As Hsu and Tsedev neared completion of their PhDs, the team decided to commercialize the technology, founding Gensaic at the end of 2021. Gensaic’s approach uses a method called unbiased directed evolution to find the best protein scaffolding to reach target tissues in the body.
“Directed evolution means having a lot of different species of proteins competing together for a certain function,” Erisson says. “The proteins are competing for the ability to reach the right cell, and we are then able to look at the genetic code of the protein that has ‘won’ that competition. When we do that process repeatedly, we find extremely adaptable proteins that can achieve the function we’re looking for.”
Initially, the founders focused on developing protein scaffolds to deliver gene therapies. Gensaic has since pivoted to focus on delivering molecules like siRNA and RNAi, which have been hard to deliver outside of the liver.
Today Gensaic has screened more than 500 billion different proteins using a process called phage display and directed evolution. It calls its platform FORGE, for Functional Optimization by Recursive Genetic Evolution.
Erisson says Gensaic’s delivery vehicles can also carry multiple RNA molecules into cells at the same time, giving doctors a novel and powerful set of tools to treat and prevent diseases.
“Today FORGE is built into the idea of multifunctional medicines,” Erisson says. “We are moving into a future where we can extract multiple therapeutic mechanisms from a single molecule. We can combine proteins with multiple tissue selectivity and multiple molecules of siRNA or other therapeutic modalities, and affect complex disease system biology with a single molecule.”
A “universe of opportunity”
The founders believe their approach will enable new ways of improving health by delivering advanced therapies directly to new places in the body.

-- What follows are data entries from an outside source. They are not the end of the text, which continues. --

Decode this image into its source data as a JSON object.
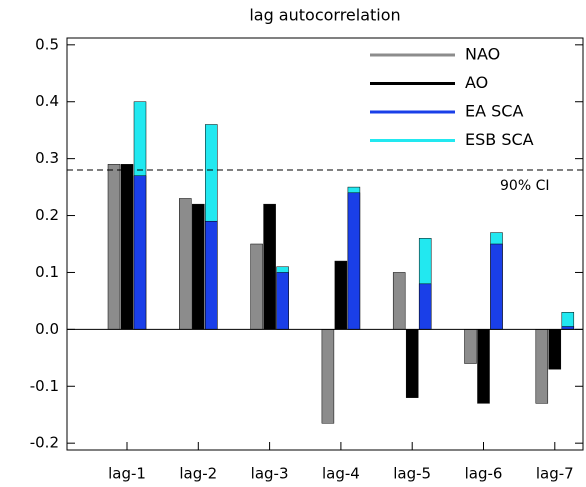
{
  "chart_data": {
    "type": "bar",
    "title": "lag autocorrelation",
    "categories": [
      "lag-1",
      "lag-2",
      "lag-3",
      "lag-4",
      "lag-5",
      "lag-6",
      "lag-7"
    ],
    "series": [
      {
        "name": "NAO",
        "color": "#8c8c8c",
        "values": [
          0.29,
          0.23,
          0.15,
          -0.165,
          0.1,
          -0.06,
          -0.13
        ]
      },
      {
        "name": "AO",
        "color": "#000000",
        "values": [
          0.29,
          0.22,
          0.22,
          0.12,
          -0.12,
          -0.13,
          -0.07
        ]
      },
      {
        "name": "EA SCA",
        "color": "#1a3fe8",
        "values": [
          0.27,
          0.19,
          0.1,
          0.24,
          0.08,
          0.15,
          0.005
        ]
      },
      {
        "name": "ESB SCA",
        "color": "#22e8f0",
        "values": [
          0.4,
          0.36,
          0.11,
          0.25,
          0.16,
          0.17,
          0.03
        ]
      }
    ],
    "ylim": [
      -0.212,
      0.512
    ],
    "yticks": [
      {
        "value": -0.2,
        "label": "-0.2"
      },
      {
        "value": -0.1,
        "label": "-0.1"
      },
      {
        "value": 0,
        "label": "0.0"
      },
      0.1,
      0.2,
      0.3,
      0.4,
      0.5
    ],
    "ci_line": {
      "value": 0.28,
      "label": "90% CI"
    },
    "legend": "upper right"
  }
}
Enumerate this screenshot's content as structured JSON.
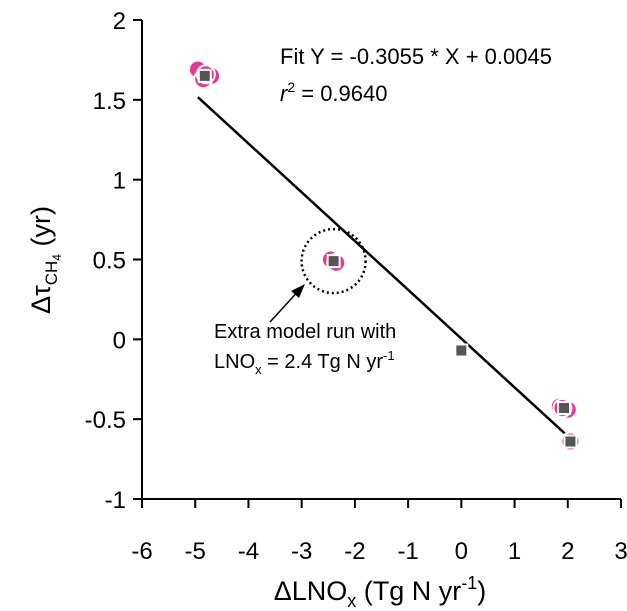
{
  "chart_data": {
    "type": "scatter",
    "xlabel_parts": {
      "delta": "Δ",
      "main": "LNO",
      "sub": "x",
      "rest": " (Tg N yr",
      "sup": "-1",
      "close": ")"
    },
    "ylabel_parts": {
      "delta": "Δ",
      "tau": "τ",
      "sub1": "CH",
      "sub2": "4",
      "rest": " (yr)"
    },
    "xlim": [
      -6,
      3
    ],
    "ylim": [
      -1,
      2
    ],
    "xticks": [
      -6,
      -5,
      -4,
      -3,
      -2,
      -1,
      0,
      1,
      2,
      3
    ],
    "yticks": [
      -1,
      -0.5,
      0,
      0.5,
      1,
      1.5,
      2
    ],
    "grid": false,
    "fit_text": "Fit Y = -0.3055 * X + 0.0045",
    "r2_parts": {
      "r": "r",
      "sup": "2",
      "rest": " = 0.9640"
    },
    "fit_line": {
      "slope": -0.3055,
      "intercept": 0.0045,
      "x_range": [
        -4.95,
        2.05
      ]
    },
    "series": [
      {
        "marker": "pink-circle",
        "color": "#e8378f",
        "x": [
          -4.95,
          -4.7,
          -4.85,
          -4.8,
          -2.45,
          -2.35,
          1.85,
          2.0,
          1.9,
          2.05
        ],
        "y": [
          1.69,
          1.65,
          1.63,
          1.66,
          0.5,
          0.48,
          -0.42,
          -0.44,
          -0.43,
          -0.64
        ]
      },
      {
        "marker": "gray-square",
        "color": "#555555",
        "x": [
          -4.82,
          -2.4,
          0.0,
          1.93,
          2.05
        ],
        "y": [
          1.65,
          0.49,
          -0.07,
          -0.43,
          -0.64
        ]
      }
    ],
    "annotation": {
      "line1": "Extra model run with",
      "line2_parts": {
        "pre": "LNO",
        "sub": "x",
        "mid": " = 2.4 Tg N yr",
        "sup": "-1"
      },
      "circle_center": [
        -2.4,
        0.49
      ]
    }
  }
}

Precise delivery of drugs to anywhere in the body could not only unlock new therapeutic targets but also boost the effectiveness of existing treatments and reduce side effects.
“We’ve found we can get to the brain, and we can get to specific tissues like skeletal and adipose tissue,” Erisson says. “We’re the only company, to my knowledge, that has a protein-based delivery mechanism to get to adipose tissue.”
Delivering drugs into fat and muscle cells could be used to help people lose weight, retain muscle, and prevent conditions like fatty liver disease or osteoporosis.
Erisson says combining RNA therapeutics is another differentiator for Gensaic.
“The idea of multiplexed medicines is just emerging,” Erisson says. “There are no clinically approved drugs using dual-targeted siRNAs, especially ones that have multi-tissue targeting. We are focused on metabolic indications that have two targets at the same time and can take on unique tissues or combinations of tissues.”
Gensaic’s collaboration with Novo Nordisk, announced last year, targets cardiometabolic diseases and includes up to $354 million in upfront and milestone payments per disease target.
“We already know we can deliver multiple types of payloads, and Novo Nordisk is not limited to siRNA, so we can go after diseases in ways that aren’t available to other companies,” Erisson says. “We are too small to try to swallow this universe of opportunity on our own, but the potential of this platform is incredibly large. Patients deserve safer medicines and better outcomes than what are available now.”